Darryl Laws
I chose this particular article to review because the topic aligns with my dissertation research topic; What causes irrational human behavior in mergers and acquisitions and to what economic extent does these behaviors impact the premium price paid / sold for the acquisition? The author’s two independent variables that are relative to my research question are: CEO overconfidence and CEO hubris. Furthermore, their article fits the academic paper selection criteria because it uses a binary logistic regression method as the main empirical methodology to look at the impact on the dependant variable, the premium price paid for acquiring companies.

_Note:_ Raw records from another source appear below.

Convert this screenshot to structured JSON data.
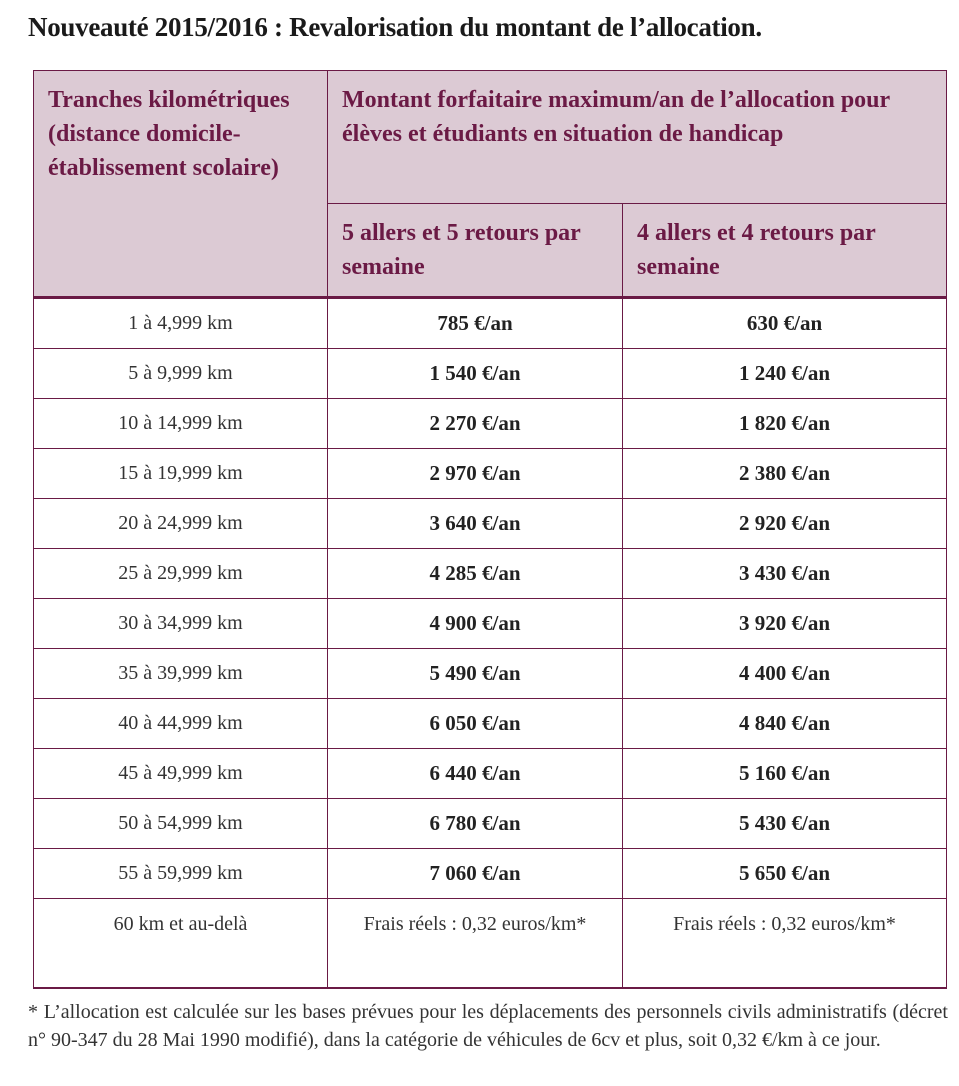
{
  "title": "Nouveauté 2015/2016 : Revalorisation du montant de l’allocation.",
  "table": {
    "header_col1": "Tranches kilométriques (distance domicile-établissement scolaire)",
    "header_group": "Montant forfaitaire maximum/an de l’allocation pour élèves et étudiants en situation de handicap",
    "header_col2": "5 allers et 5 retours par semaine",
    "header_col3": "4 allers et 4 retours par semaine",
    "rows": [
      {
        "range": "1 à 4,999 km",
        "five": "785 €/an",
        "four": "630 €/an"
      },
      {
        "range": "5 à 9,999 km",
        "five": "1 540 €/an",
        "four": "1 240 €/an"
      },
      {
        "range": "10 à 14,999 km",
        "five": "2 270 €/an",
        "four": "1 820 €/an"
      },
      {
        "range": "15 à 19,999 km",
        "five": "2 970 €/an",
        "four": "2 380 €/an"
      },
      {
        "range": "20 à 24,999 km",
        "five": "3 640 €/an",
        "four": "2 920 €/an"
      },
      {
        "range": "25 à 29,999 km",
        "five": "4 285 €/an",
        "four": "3 430 €/an"
      },
      {
        "range": "30 à 34,999 km",
        "five": "4 900 €/an",
        "four": "3 920 €/an"
      },
      {
        "range": "35 à 39,999 km",
        "five": "5 490 €/an",
        "four": "4 400 €/an"
      },
      {
        "range": "40 à 44,999 km",
        "five": "6 050 €/an",
        "four": "4 840 €/an"
      },
      {
        "range": "45 à 49,999 km",
        "five": "6 440 €/an",
        "four": "5 160 €/an"
      },
      {
        "range": "50 à 54,999 km",
        "five": "6 780 €/an",
        "four": "5 430 €/an"
      },
      {
        "range": "55 à 59,999 km",
        "five": "7 060 €/an",
        "four": "5 650 €/an"
      },
      {
        "range": "60 km et au-delà",
        "five": "Frais réels : 0,32 euros/km*",
        "four": "Frais réels : 0,32 euros/km*"
      }
    ]
  },
  "footnote": "* L’allocation est calculée sur les bases prévues pour les déplacements des personnels civils administratifs (décret n° 90-347 du 28 Mai 1990 modifié), dans la catégorie de véhicules de 6cv et plus, soit 0,32 €/km à ce jour.",
  "colors": {
    "header_bg": "#dccad4",
    "header_text": "#6b1a45",
    "border": "#6a1a45"
  }
}
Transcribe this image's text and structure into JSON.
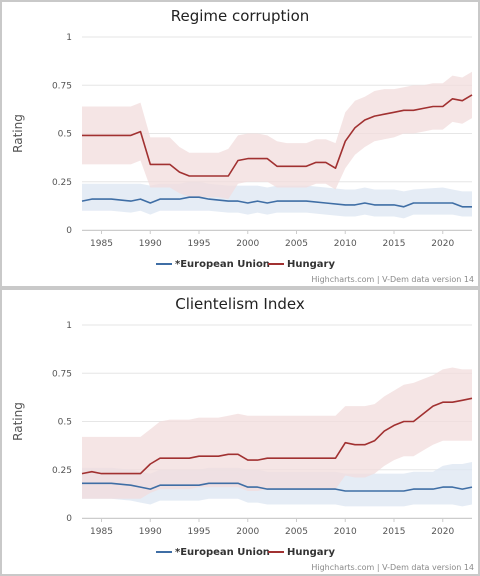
{
  "colors": {
    "eu": "#3f6ea5",
    "eu_band": "#dce6f2",
    "hungary": "#a13131",
    "hungary_band": "#f1dcdc",
    "grid": "#e6e6e6"
  },
  "legend": {
    "eu": "*European Union",
    "hungary": "Hungary"
  },
  "credits": "Highcharts.com | V-Dem data version 14",
  "chart_data": [
    {
      "type": "line",
      "title": "Regime corruption",
      "ylabel": "Rating",
      "xlabel": "",
      "xlim": [
        1983,
        2023
      ],
      "ylim": [
        0,
        1
      ],
      "x_ticks": [
        1985,
        1990,
        1995,
        2000,
        2005,
        2010,
        2015,
        2020
      ],
      "y_ticks": [
        "0",
        "0.25",
        "0.5",
        "0.75",
        "1"
      ],
      "grid": true,
      "legend_position": "bottom",
      "series": [
        {
          "name": "*European Union",
          "x": [
            1983,
            1984,
            1986,
            1988,
            1989,
            1990,
            1991,
            1993,
            1994,
            1995,
            1996,
            1998,
            1999,
            2000,
            2001,
            2002,
            2003,
            2004,
            2006,
            2008,
            2010,
            2011,
            2012,
            2013,
            2015,
            2016,
            2017,
            2020,
            2021,
            2022,
            2023
          ],
          "values": [
            0.15,
            0.16,
            0.16,
            0.15,
            0.16,
            0.14,
            0.16,
            0.16,
            0.17,
            0.17,
            0.16,
            0.15,
            0.15,
            0.14,
            0.15,
            0.14,
            0.15,
            0.15,
            0.15,
            0.14,
            0.13,
            0.13,
            0.14,
            0.13,
            0.13,
            0.12,
            0.14,
            0.14,
            0.14,
            0.12,
            0.12
          ],
          "band_upper": [
            0.24,
            0.24,
            0.24,
            0.24,
            0.24,
            0.23,
            0.24,
            0.24,
            0.25,
            0.25,
            0.24,
            0.23,
            0.23,
            0.23,
            0.23,
            0.22,
            0.23,
            0.23,
            0.23,
            0.22,
            0.21,
            0.21,
            0.22,
            0.21,
            0.21,
            0.2,
            0.21,
            0.22,
            0.21,
            0.2,
            0.2
          ],
          "band_lower": [
            0.1,
            0.1,
            0.1,
            0.09,
            0.1,
            0.08,
            0.1,
            0.1,
            0.1,
            0.1,
            0.1,
            0.09,
            0.09,
            0.08,
            0.09,
            0.08,
            0.09,
            0.09,
            0.09,
            0.08,
            0.07,
            0.07,
            0.08,
            0.07,
            0.07,
            0.06,
            0.08,
            0.08,
            0.08,
            0.07,
            0.07
          ]
        },
        {
          "name": "Hungary",
          "x": [
            1983,
            1988,
            1989,
            1990,
            1992,
            1993,
            1994,
            1995,
            1996,
            1997,
            1998,
            1999,
            2000,
            2001,
            2002,
            2003,
            2004,
            2005,
            2006,
            2007,
            2008,
            2009,
            2010,
            2011,
            2012,
            2013,
            2014,
            2015,
            2016,
            2017,
            2018,
            2019,
            2020,
            2021,
            2022,
            2023
          ],
          "values": [
            0.49,
            0.49,
            0.51,
            0.34,
            0.34,
            0.3,
            0.28,
            0.28,
            0.28,
            0.28,
            0.28,
            0.36,
            0.37,
            0.37,
            0.37,
            0.33,
            0.33,
            0.33,
            0.33,
            0.35,
            0.35,
            0.32,
            0.46,
            0.53,
            0.57,
            0.59,
            0.6,
            0.61,
            0.62,
            0.62,
            0.63,
            0.64,
            0.64,
            0.68,
            0.67,
            0.7
          ],
          "band_upper": [
            0.64,
            0.64,
            0.66,
            0.48,
            0.48,
            0.43,
            0.4,
            0.4,
            0.4,
            0.4,
            0.42,
            0.49,
            0.5,
            0.5,
            0.49,
            0.46,
            0.45,
            0.45,
            0.45,
            0.47,
            0.47,
            0.45,
            0.61,
            0.67,
            0.69,
            0.72,
            0.73,
            0.73,
            0.74,
            0.75,
            0.75,
            0.76,
            0.76,
            0.8,
            0.79,
            0.82
          ],
          "band_lower": [
            0.34,
            0.34,
            0.36,
            0.22,
            0.22,
            0.19,
            0.17,
            0.17,
            0.17,
            0.17,
            0.16,
            0.24,
            0.25,
            0.25,
            0.25,
            0.22,
            0.22,
            0.22,
            0.22,
            0.24,
            0.24,
            0.21,
            0.32,
            0.39,
            0.43,
            0.46,
            0.47,
            0.48,
            0.5,
            0.5,
            0.51,
            0.52,
            0.52,
            0.56,
            0.55,
            0.58
          ]
        }
      ]
    },
    {
      "type": "line",
      "title": "Clientelism Index",
      "ylabel": "Rating",
      "xlabel": "",
      "xlim": [
        1983,
        2023
      ],
      "ylim": [
        0,
        1
      ],
      "x_ticks": [
        1985,
        1990,
        1995,
        2000,
        2005,
        2010,
        2015,
        2020
      ],
      "y_ticks": [
        "0",
        "0.25",
        "0.5",
        "0.75",
        "1"
      ],
      "grid": true,
      "legend_position": "bottom",
      "series": [
        {
          "name": "*European Union",
          "x": [
            1983,
            1986,
            1988,
            1989,
            1990,
            1991,
            1993,
            1994,
            1995,
            1996,
            1998,
            1999,
            2000,
            2001,
            2002,
            2004,
            2006,
            2008,
            2009,
            2010,
            2012,
            2014,
            2016,
            2017,
            2019,
            2020,
            2021,
            2022,
            2023
          ],
          "values": [
            0.18,
            0.18,
            0.17,
            0.16,
            0.15,
            0.17,
            0.17,
            0.17,
            0.17,
            0.18,
            0.18,
            0.18,
            0.16,
            0.16,
            0.15,
            0.15,
            0.15,
            0.15,
            0.15,
            0.14,
            0.14,
            0.14,
            0.14,
            0.15,
            0.15,
            0.16,
            0.16,
            0.15,
            0.16
          ],
          "band_upper": [
            0.26,
            0.26,
            0.25,
            0.24,
            0.23,
            0.25,
            0.25,
            0.25,
            0.25,
            0.26,
            0.26,
            0.26,
            0.25,
            0.25,
            0.24,
            0.24,
            0.24,
            0.24,
            0.24,
            0.23,
            0.23,
            0.23,
            0.23,
            0.24,
            0.24,
            0.27,
            0.28,
            0.28,
            0.29
          ],
          "band_lower": [
            0.1,
            0.1,
            0.09,
            0.08,
            0.07,
            0.09,
            0.09,
            0.09,
            0.09,
            0.1,
            0.1,
            0.1,
            0.08,
            0.08,
            0.07,
            0.07,
            0.07,
            0.07,
            0.07,
            0.06,
            0.06,
            0.06,
            0.06,
            0.07,
            0.07,
            0.07,
            0.07,
            0.06,
            0.07
          ]
        },
        {
          "name": "Hungary",
          "x": [
            1983,
            1984,
            1985,
            1989,
            1990,
            1991,
            1992,
            1993,
            1994,
            1995,
            1996,
            1997,
            1998,
            1999,
            2000,
            2001,
            2002,
            2003,
            2004,
            2005,
            2006,
            2007,
            2008,
            2009,
            2010,
            2011,
            2012,
            2013,
            2014,
            2015,
            2016,
            2017,
            2018,
            2019,
            2020,
            2021,
            2022,
            2023
          ],
          "values": [
            0.23,
            0.24,
            0.23,
            0.23,
            0.28,
            0.31,
            0.31,
            0.31,
            0.31,
            0.32,
            0.32,
            0.32,
            0.33,
            0.33,
            0.3,
            0.3,
            0.31,
            0.31,
            0.31,
            0.31,
            0.31,
            0.31,
            0.31,
            0.31,
            0.39,
            0.38,
            0.38,
            0.4,
            0.45,
            0.48,
            0.5,
            0.5,
            0.54,
            0.58,
            0.6,
            0.6,
            0.61,
            0.62
          ],
          "band_upper": [
            0.42,
            0.42,
            0.42,
            0.42,
            0.46,
            0.5,
            0.51,
            0.51,
            0.51,
            0.52,
            0.52,
            0.52,
            0.53,
            0.54,
            0.53,
            0.53,
            0.53,
            0.53,
            0.53,
            0.53,
            0.53,
            0.53,
            0.53,
            0.53,
            0.58,
            0.58,
            0.58,
            0.59,
            0.63,
            0.66,
            0.69,
            0.7,
            0.72,
            0.74,
            0.77,
            0.78,
            0.77,
            0.77
          ],
          "band_lower": [
            0.1,
            0.1,
            0.1,
            0.1,
            0.13,
            0.15,
            0.15,
            0.15,
            0.15,
            0.16,
            0.16,
            0.16,
            0.16,
            0.16,
            0.14,
            0.14,
            0.15,
            0.15,
            0.15,
            0.15,
            0.15,
            0.15,
            0.15,
            0.15,
            0.22,
            0.21,
            0.21,
            0.23,
            0.27,
            0.3,
            0.32,
            0.32,
            0.35,
            0.38,
            0.4,
            0.4,
            0.4,
            0.4
          ]
        }
      ]
    }
  ]
}
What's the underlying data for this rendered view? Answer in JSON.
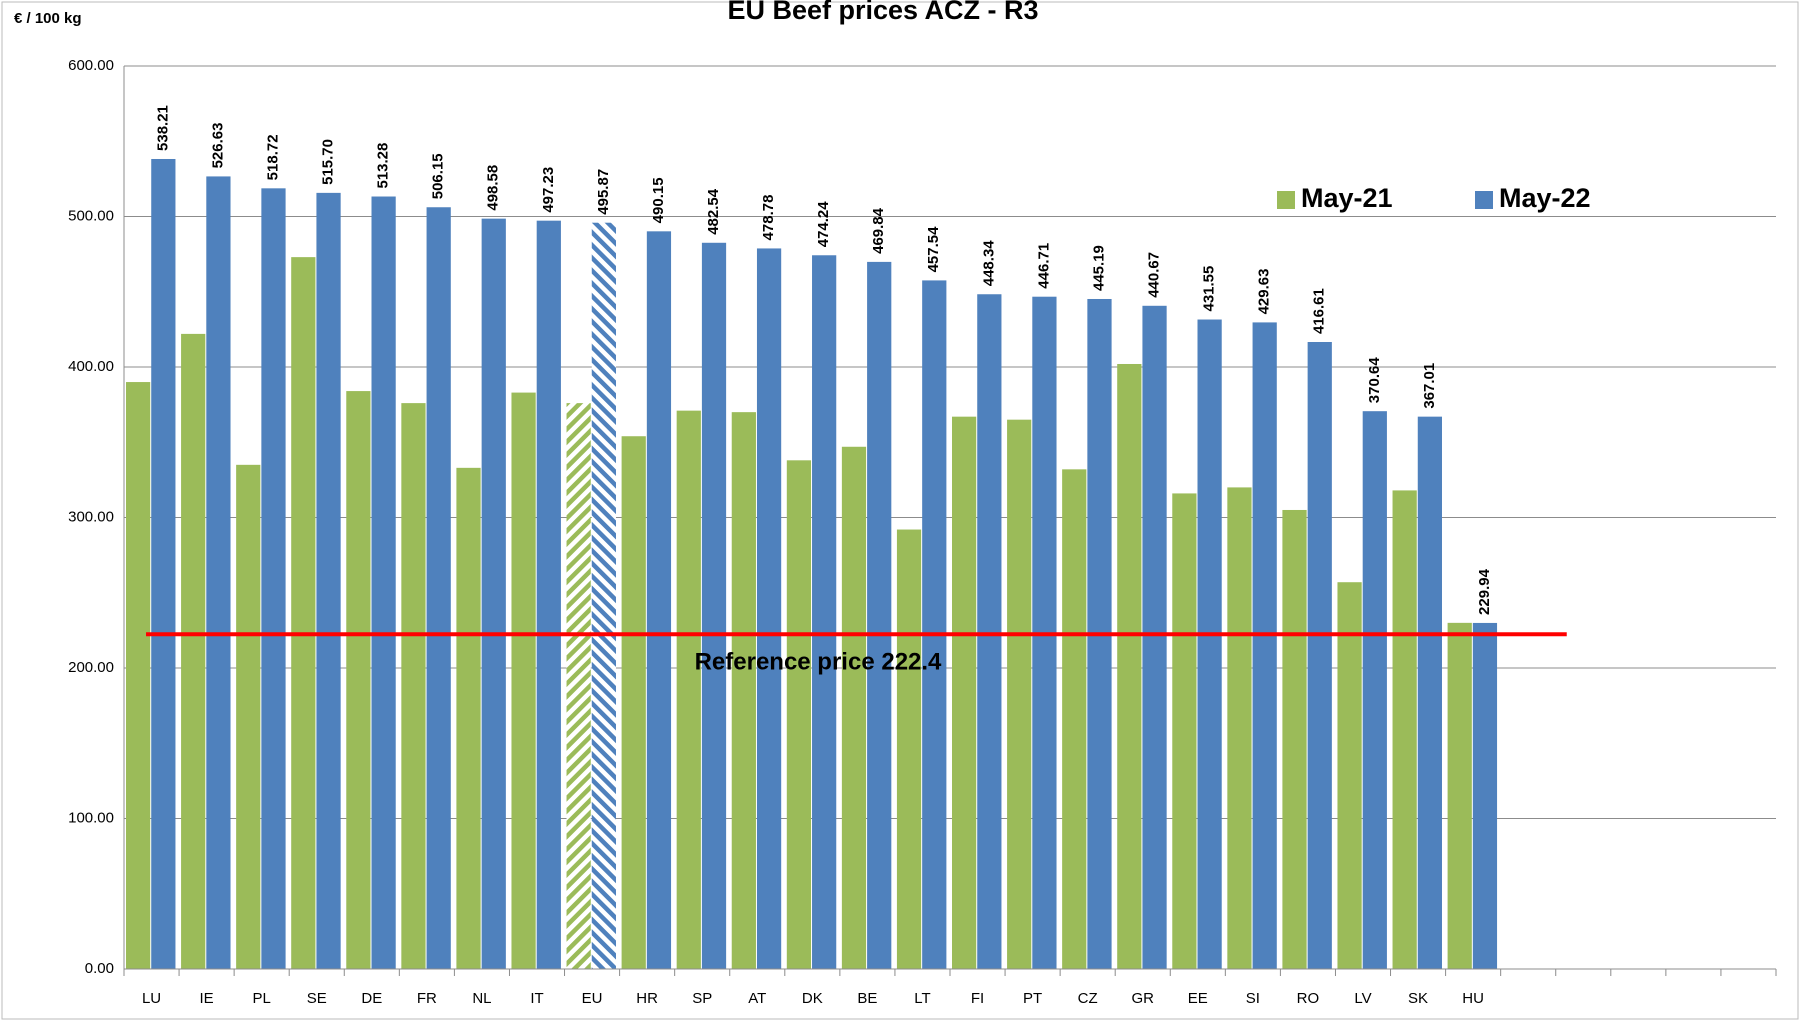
{
  "chart_data": {
    "type": "bar",
    "title": "EU Beef prices ACZ - R3",
    "y_label": "€ / 100 kg",
    "categories": [
      "LU",
      "IE",
      "PL",
      "SE",
      "DE",
      "FR",
      "NL",
      "IT",
      "EU",
      "HR",
      "SP",
      "AT",
      "DK",
      "BE",
      "LT",
      "FI",
      "PT",
      "CZ",
      "GR",
      "EE",
      "SI",
      "RO",
      "LV",
      "SK",
      "HU",
      null,
      null,
      null,
      null,
      null
    ],
    "series": [
      {
        "name": "May-21",
        "color": "#9bbb59",
        "values": [
          390,
          422,
          335,
          473,
          384,
          376,
          333,
          383,
          376,
          354,
          371,
          370,
          338,
          347,
          292,
          367,
          365,
          332,
          402,
          316,
          320,
          305,
          257,
          318,
          230,
          null,
          null,
          null,
          null,
          null
        ]
      },
      {
        "name": "May-22",
        "color": "#4f81bd",
        "values": [
          538.21,
          526.63,
          518.72,
          515.7,
          513.28,
          506.15,
          498.58,
          497.23,
          495.87,
          490.15,
          482.54,
          478.78,
          474.24,
          469.84,
          457.54,
          448.34,
          446.71,
          445.19,
          440.67,
          431.55,
          429.63,
          416.61,
          370.64,
          367.01,
          229.94,
          null,
          null,
          null,
          null,
          null
        ],
        "value_labels": [
          "538.21",
          "526.63",
          "518.72",
          "515.70",
          "513.28",
          "506.15",
          "498.58",
          "497.23",
          "495.87",
          "490.15",
          "482.54",
          "478.78",
          "474.24",
          "469.84",
          "457.54",
          "448.34",
          "446.71",
          "445.19",
          "440.67",
          "431.55",
          "429.63",
          "416.61",
          "370.64",
          "367.01",
          "229.94",
          null,
          null,
          null,
          null,
          null
        ]
      }
    ],
    "hatched_index": 8,
    "reference": {
      "value": 222.4,
      "label": "Reference price 222.4",
      "color": "#ff0000"
    },
    "ylim": [
      0,
      600
    ],
    "yticks": [
      {
        "value": 0,
        "label": "0.00"
      },
      {
        "value": 100,
        "label": "100.00"
      },
      {
        "value": 200,
        "label": "200.00"
      },
      {
        "value": 300,
        "label": "300.00"
      },
      {
        "value": 400,
        "label": "400.00"
      },
      {
        "value": 500,
        "label": "500.00"
      },
      {
        "value": 600,
        "label": "600.00"
      }
    ],
    "grid": true,
    "legend": "upper right"
  }
}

Introduction. The biggest challenge for the analysis of CEO overconfidence is; “How to construct a plausible measure of overconfidence?” Biased beliefs naturally defy direct and precise measurement (Malmendier and Tate, 2004). Malmendier and Tate’s (2004) previous work proposes two approaches to measurement; 1) the first is a revealed beliefs argument. They infer CEOs’ beliefs about the future performance of the company from their personal portfolio of stock options transactions, (incentive compensation), 2) the second approach captures how outsiders, the public and press, perceive the CEO. They classify CEOs as overconfident based on their portrayal in the press. This measure was proposed by Malmendier and Tate in 2005, builds on the perception of outsiders. The authors conducted a study of Forbes 500 companies which was comprised of their collecting data on how the press portrays each of the CEOs during a sample period 1980 to 1994. They search articles referring to the CEOs in The New York Times, Business Week, Financial Times, The Economist and The Wall Street Journal. For each CEO and sample year, they recorded the number of articles containing the words confident or confidence; the number of articles containing the words optimistic or optimism; and the number of articles containing the words ‘reliable’, cautious, conservative, practical, frugal, or steady. Then they hand-checked the terms that were used to describe the CEO in question describing the CEO as not confident or not optimistic. They then constructed an indicator, TOTAL dummy, equal to 1 if a CEO is more often described as confident and optimistic or as reliable, cautious, conservative, practical, frugal, or steady. They found that This alternative indicator of CEO confidence is significantly positively correlated with their portfolio measures.